Tuesday, April 21, 2009
Molly Mclarey and the Cylinder
It was no surprise to Molly's mother when she admitted that she had started taking antidepressants. The doctor who wrote the prescription wrote it out in a huff. The pharmacist who filled her handed her the paper bag with instructions and warnings stapled to it looked down her blouse. It seemed to Molly that he sighed as if it wasn't worth the effort.
The conversation with her mother went something like this:
"Mom I've started taking antidepressants because I hate myself."
In an ironically sweet voice her mother replied "Well that's no surprise, you hate everyone, and your kind of a bitch. I've got to go now sweety, it's Wednesday and your father's already taken his e.d. pill."

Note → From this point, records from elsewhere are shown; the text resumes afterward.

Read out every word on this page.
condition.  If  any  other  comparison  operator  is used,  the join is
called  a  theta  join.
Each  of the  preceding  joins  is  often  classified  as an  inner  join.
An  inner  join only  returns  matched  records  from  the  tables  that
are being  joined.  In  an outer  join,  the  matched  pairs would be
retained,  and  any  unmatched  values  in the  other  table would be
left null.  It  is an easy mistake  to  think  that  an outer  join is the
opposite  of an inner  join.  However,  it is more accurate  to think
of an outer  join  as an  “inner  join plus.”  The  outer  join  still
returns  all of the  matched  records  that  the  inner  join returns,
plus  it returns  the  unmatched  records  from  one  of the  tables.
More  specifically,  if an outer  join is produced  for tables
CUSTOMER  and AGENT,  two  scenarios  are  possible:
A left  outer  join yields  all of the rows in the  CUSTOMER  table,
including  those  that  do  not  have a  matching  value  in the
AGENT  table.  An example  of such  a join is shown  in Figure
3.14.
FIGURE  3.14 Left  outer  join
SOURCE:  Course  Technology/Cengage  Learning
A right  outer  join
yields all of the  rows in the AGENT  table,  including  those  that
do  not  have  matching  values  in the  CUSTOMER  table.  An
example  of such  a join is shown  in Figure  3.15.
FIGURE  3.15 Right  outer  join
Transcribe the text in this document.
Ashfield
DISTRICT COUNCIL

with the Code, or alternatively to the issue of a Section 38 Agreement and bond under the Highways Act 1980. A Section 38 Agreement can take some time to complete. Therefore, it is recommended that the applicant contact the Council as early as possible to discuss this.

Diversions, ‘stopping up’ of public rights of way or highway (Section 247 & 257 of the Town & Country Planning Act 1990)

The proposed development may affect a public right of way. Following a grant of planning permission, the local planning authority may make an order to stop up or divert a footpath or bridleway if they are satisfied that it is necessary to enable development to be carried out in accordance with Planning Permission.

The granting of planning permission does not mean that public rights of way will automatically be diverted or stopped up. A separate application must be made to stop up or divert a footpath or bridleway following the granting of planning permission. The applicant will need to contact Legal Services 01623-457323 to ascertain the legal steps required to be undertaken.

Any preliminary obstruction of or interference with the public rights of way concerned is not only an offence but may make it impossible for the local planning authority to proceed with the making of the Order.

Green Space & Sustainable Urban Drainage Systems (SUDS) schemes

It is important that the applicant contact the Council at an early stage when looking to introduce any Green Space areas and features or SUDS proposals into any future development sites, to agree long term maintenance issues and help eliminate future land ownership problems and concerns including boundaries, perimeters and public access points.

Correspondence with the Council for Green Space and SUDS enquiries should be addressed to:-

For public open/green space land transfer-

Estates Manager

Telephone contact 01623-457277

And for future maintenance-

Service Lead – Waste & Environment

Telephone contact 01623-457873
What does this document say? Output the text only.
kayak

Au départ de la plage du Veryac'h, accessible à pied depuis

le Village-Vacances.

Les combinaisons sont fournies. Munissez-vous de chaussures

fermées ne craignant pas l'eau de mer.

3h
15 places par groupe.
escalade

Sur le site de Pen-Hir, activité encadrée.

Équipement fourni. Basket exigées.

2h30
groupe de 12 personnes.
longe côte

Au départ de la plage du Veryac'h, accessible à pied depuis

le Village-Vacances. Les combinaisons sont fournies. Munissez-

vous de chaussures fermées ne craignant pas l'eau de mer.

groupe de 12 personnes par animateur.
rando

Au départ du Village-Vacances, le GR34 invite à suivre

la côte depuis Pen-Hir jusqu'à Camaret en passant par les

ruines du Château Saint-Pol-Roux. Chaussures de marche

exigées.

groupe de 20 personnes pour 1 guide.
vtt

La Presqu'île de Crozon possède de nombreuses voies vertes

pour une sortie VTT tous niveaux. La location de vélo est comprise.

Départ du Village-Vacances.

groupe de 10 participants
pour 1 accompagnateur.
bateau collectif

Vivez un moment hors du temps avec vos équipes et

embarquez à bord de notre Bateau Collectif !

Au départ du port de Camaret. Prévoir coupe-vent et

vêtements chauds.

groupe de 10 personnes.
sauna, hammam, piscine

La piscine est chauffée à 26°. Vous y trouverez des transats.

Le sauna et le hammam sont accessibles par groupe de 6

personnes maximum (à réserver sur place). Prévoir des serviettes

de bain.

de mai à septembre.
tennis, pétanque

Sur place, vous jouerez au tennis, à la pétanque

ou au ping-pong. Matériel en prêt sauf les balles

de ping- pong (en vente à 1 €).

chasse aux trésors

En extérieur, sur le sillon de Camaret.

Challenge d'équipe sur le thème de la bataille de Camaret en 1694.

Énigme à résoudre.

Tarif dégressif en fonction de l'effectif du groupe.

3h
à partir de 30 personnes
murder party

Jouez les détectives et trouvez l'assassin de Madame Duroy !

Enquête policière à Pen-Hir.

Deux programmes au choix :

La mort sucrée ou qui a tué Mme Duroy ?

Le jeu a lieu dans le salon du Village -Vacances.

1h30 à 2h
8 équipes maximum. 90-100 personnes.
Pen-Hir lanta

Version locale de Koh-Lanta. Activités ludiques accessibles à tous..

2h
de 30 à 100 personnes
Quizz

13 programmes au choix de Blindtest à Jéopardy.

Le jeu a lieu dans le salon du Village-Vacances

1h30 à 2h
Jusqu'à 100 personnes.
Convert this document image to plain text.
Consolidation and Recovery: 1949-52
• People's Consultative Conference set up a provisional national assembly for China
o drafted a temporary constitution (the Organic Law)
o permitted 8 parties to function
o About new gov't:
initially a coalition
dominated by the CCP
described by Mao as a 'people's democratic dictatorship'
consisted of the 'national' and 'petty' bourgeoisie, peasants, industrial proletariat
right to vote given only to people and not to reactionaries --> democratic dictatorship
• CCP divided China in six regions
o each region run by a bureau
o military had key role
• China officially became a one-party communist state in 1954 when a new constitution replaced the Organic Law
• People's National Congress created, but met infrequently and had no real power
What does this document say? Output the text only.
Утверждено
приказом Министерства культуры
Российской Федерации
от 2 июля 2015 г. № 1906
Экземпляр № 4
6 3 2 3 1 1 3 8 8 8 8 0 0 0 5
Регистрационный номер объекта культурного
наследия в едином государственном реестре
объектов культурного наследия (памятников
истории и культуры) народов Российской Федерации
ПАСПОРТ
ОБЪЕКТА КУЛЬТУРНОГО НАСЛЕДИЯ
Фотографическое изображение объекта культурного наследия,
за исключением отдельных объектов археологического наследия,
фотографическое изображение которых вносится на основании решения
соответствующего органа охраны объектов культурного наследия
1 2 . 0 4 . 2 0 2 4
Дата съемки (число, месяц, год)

Then the line clicked off and Molly stared at the red tail lights in front of her all the way home.
In the morning Molly brushed her teeth staring straight ahead at the small bottle in her medicine cabinet. She thought about how brilliant the inventor of the medicine cabinet was, because you didn't have to look at yourself when you swallowed the things that were supposed to make you whole.
When she swallowed the pill she expected some sort of burst of sunshine. She wanted the clouds to part and a white beam of light to descend while a choir sang the "Ode to Joy". Of course that didn't happen. Instead she felt nothing. Her disappointment and bitterness started to fade, but nothing came into focus to replace them. She was not ecstatic, and she wasn't cured. She still hated herself, but that didn't really seem to matter as much.
After a month of mornings staring at the orange bottle she refused to refill the prescription. Molly told her doctor they didn't work. He agreed and then cancelled her future appointments. Molly left the office and walked out into the rain, content with her discontent.